The naturalist and realistic style invites the viewer to participate in the action and to solve the crime. The ending of Intruder in the Dust may be inevitable, but this film isn’t really about the plot, or even the characters, rather the attitudes and emotions of a small Southern town. If that sounds progressive for 1949, that’s because it was – despite critical approval, the film was a box office flop. Perhaps, in the years after WWII, American moviegoers weren’t ready to sympathise with a complex, unapologetic black character or acknowledge the racial prejudice that lay closer to home.

 

Although Brown instigated the project, the fact that the film was made at all was really the result of producer Dore Schary, who favoured ‘message pictures’ over splashy entertainment. When he tool over as head of production at MGM in 1948, he persuaded studio chief Louis B. Mayer to purchase the rights from Faulkner. Mayer’s initial reservations were well founded, but it’s unlikely that he could’ve predicted the film’s longevity and eventual appreciation.

 

Set, and filmed, on location in Faulkner’s hometown of Oxford, Mississippi, explores racial resentments and social divisions within the region, in a subtle but thought-provoking way. It’s particularly notable for it’s presentation of an African American character – Lucas Beauchamp is complex, and rounded, a successful black man living in a white world. His contradiction of expectation and his inability to fit into the box he’s meant to ‘belong’ leads to a wariness.

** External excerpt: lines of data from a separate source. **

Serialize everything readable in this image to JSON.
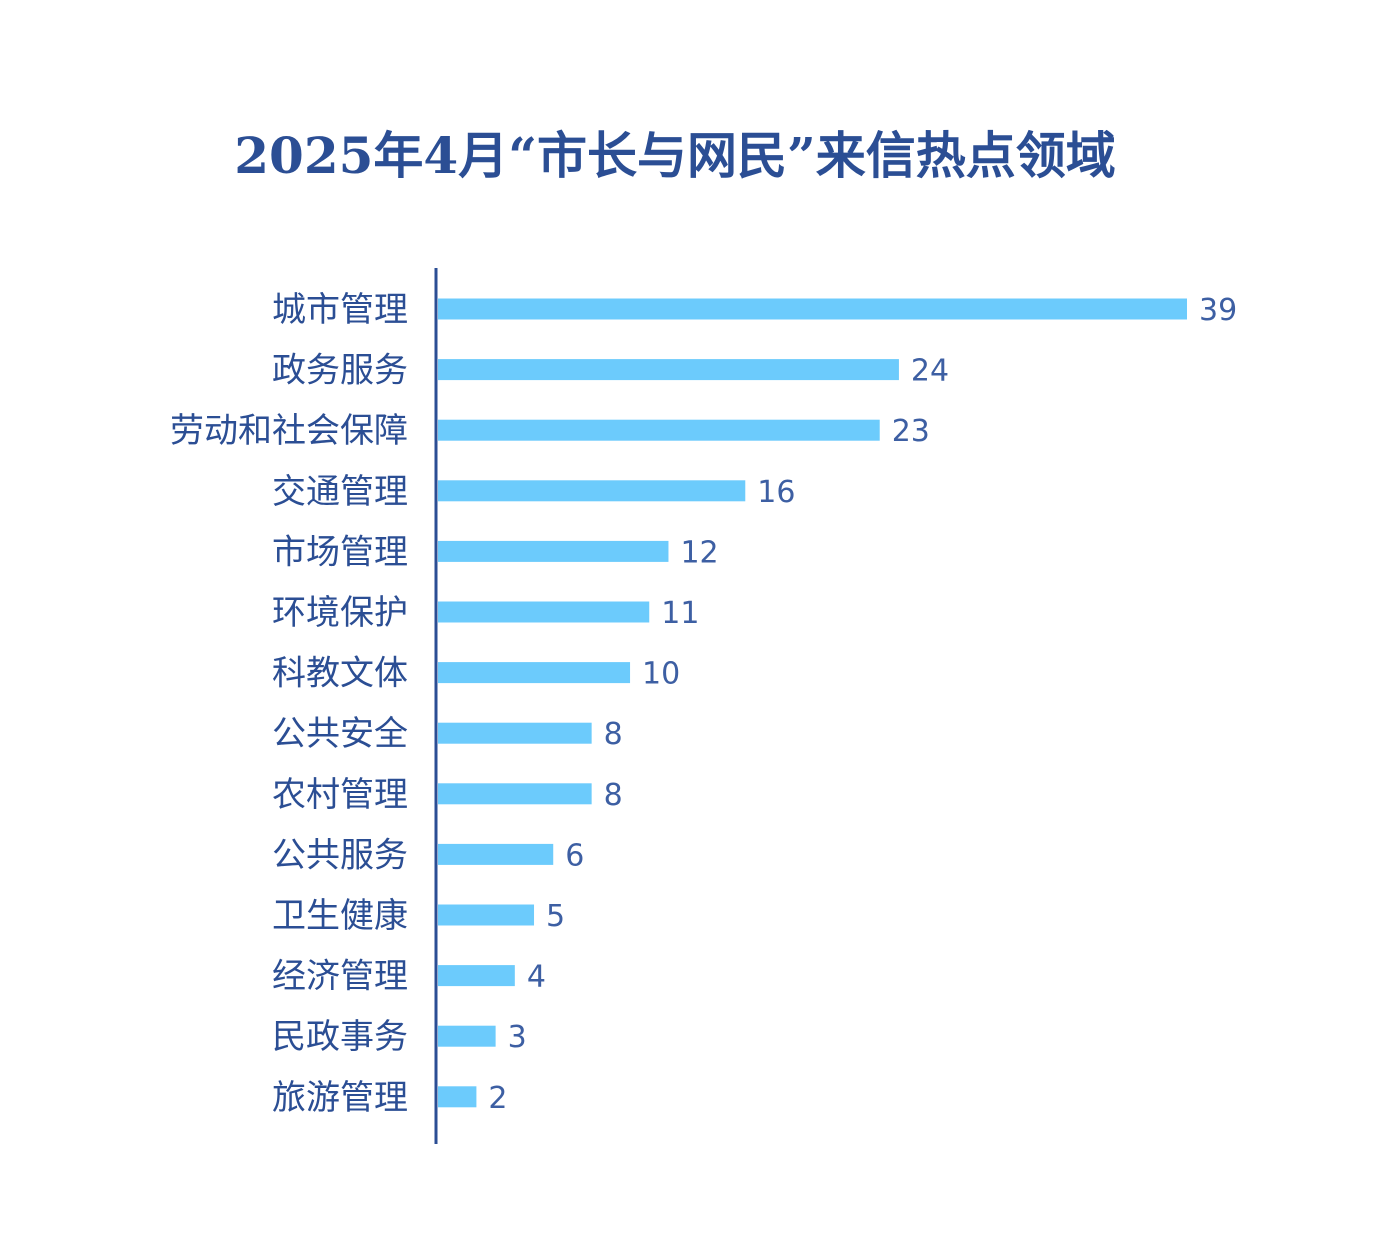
{
  "title": "2025年4月“市长与网民”来信热点领域",
  "colors": {
    "bar": "#6ccbfc",
    "axis": "#2b4e94",
    "text": "#2b4e94"
  },
  "chart_data": {
    "type": "bar",
    "orientation": "horizontal",
    "title": "2025年4月“市长与网民”来信热点领域",
    "xlabel": "",
    "ylabel": "",
    "grid": false,
    "legend": "none",
    "xlim": [
      0,
      39
    ],
    "categories": [
      "城市管理",
      "政务服务",
      "劳动和社会保障",
      "交通管理",
      "市场管理",
      "环境保护",
      "科教文体",
      "公共安全",
      "农村管理",
      "公共服务",
      "卫生健康",
      "经济管理",
      "民政事务",
      "旅游管理"
    ],
    "values": [
      39,
      24,
      23,
      16,
      12,
      11,
      10,
      8,
      8,
      6,
      5,
      4,
      3,
      2
    ]
  }
}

In the segregated South, he is a deviation from the norm. The popular reaction to the unknown? Distrust.

 

John Stevens’ decision to represent Lucas is driven by Chick, who wants – once and for all – to prove to Lucas that the landowner is ‘black’, and that he is ‘white’. His willingness to help Lucas stems not from guilt, but from a desire to respect the ‘natural’ order. Chick isn’t a Good Samaritan; he’s the unfortunate product of his environment, willing to do embrace the ‘right’ to further the ‘wrong’.  In contrast, John’s preconceptions cloud his actions – although he refuses to believe that a black man could be innocent he attempts to help Lucas by arranging for the trial to be heard in another town. He wants to think he’s better than the rest of the town, in reality he’s just the same. By the end of the film, Lucas has the upper hand. His ‘innocent’ verdict renders the entire town helpless – shamed as the judgemental guilty party – a guilt that weighs heavily on the collective conscience. Lucas refuses to let them off the hook, maintaining a presence in the town and challenging locals to look him in he eye. They want him to let go and forgive their guilt, but he remains firm.

 

The film’s final scene, shot in the attorneys’ office that overlook the main street, sums up the tension. Lucas arrives to pay the attorney his fee, which John refuses. Lucas won’t feign gratitude, and insists on paying, knowing that the ‘freebie’ is another guilt bargain, He can – and will – pay his way. He doesn’t want or need self-serving favours from white folk.

 

The film ends on a liberal and moral high note, as John tells Chick that ‘Lucas wasn’t in trouble – we were’. Although he’s finally recognised his flaws, it remains unclear whether his experience with Lucas’ case will impact how he perceives and interacts with other blacks in the future. The line too came to represent more than Intruder in the Dust, and evolved onto a mantra that came to define liberal filmmaking – but that’s undermining Clarence Brown’s real achievement, which was to create an identifiable and powerful character that lasts much longer than the closing credits.